Use Horizontal Pod Autoscaler (HPA) for Brokers and Proxy Pods
Use node affinity and taints to isolate BookKeeper on storage-optimized nodes
Separate ZooKeeper, BookKeeper, and Broker workloads into different node pools
Enable tiered storage using cloud buckets to offload old data

You can also tune BookKeeper with different journal and ledger disk configurations for optimal write performance.

Kubernetes Best Practices

Namespace Isolation
Deploy Pulsar in its own namespace to isolate it from other workloads.

Pod Affinity and Anti-Affinity
Ensure BookKeeper and Broker pods do not co-locate using anti-affinity rules.

StatefulSet Deployment
Deploy ZooKeeper and BookKeeper as StatefulSets with Persistent Volume Claims for fault tolerance.

Readiness and Liveness Probes
Use Pulsar-provided health endpoints to implement custom probes and ensure rolling upgrades do not affect availability.

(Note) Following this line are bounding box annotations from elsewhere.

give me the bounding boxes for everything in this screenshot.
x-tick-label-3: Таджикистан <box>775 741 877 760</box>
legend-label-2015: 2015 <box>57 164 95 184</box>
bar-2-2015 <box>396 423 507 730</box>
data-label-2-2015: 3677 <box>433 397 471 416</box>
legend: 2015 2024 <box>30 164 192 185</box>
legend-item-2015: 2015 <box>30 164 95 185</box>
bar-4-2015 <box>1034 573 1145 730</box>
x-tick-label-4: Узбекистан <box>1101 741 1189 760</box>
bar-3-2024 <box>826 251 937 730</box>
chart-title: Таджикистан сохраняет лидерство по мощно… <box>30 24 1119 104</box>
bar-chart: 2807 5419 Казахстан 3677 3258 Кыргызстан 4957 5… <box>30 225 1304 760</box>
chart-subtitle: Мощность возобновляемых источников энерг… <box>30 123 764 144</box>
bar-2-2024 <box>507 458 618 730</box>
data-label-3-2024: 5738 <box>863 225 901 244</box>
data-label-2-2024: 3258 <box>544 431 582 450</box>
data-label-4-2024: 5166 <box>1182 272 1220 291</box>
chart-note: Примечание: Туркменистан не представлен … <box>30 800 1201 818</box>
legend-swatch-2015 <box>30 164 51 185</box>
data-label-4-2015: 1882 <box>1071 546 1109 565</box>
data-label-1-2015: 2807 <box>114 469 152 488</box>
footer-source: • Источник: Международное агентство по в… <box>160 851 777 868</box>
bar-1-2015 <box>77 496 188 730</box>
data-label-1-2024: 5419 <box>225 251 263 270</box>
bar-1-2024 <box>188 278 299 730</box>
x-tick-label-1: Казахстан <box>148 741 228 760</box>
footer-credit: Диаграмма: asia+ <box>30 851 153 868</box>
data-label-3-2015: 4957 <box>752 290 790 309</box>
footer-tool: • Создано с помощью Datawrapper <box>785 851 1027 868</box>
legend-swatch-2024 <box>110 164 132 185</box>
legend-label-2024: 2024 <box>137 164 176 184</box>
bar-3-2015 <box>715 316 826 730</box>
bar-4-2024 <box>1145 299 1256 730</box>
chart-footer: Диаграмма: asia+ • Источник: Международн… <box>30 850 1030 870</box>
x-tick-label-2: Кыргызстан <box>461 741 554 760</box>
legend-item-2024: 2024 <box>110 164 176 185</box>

Advanced Features for Enterprise Use

Multi-Cluster Setup: Use Pulsar’s geo-replication to connect clusters across regions.
Tiered Storage: Offload old segments to S3 or GCS.
Functions and IO Connectors: Use Pulsar Functions to do stream processing without an external processing engine.
Pulsar Proxy: Deploy proxies to act as secure ingress controllers for client traffic.

Conclusion

Apache Pulsar and Kubernetes form a highly scalable and secure combination for building modern, cloud-native streaming platforms. By following these best practices—secure Helm deployments, observability, autoscaling, and resource isolation—you can confidently run Pulsar in production across a variety of use cases.

Whether you’re ingesting billions of IoT events or building a real-time analytics pipeline, Pulsar on Kubernetes is a future-ready choice for resilient and manageable data streaming.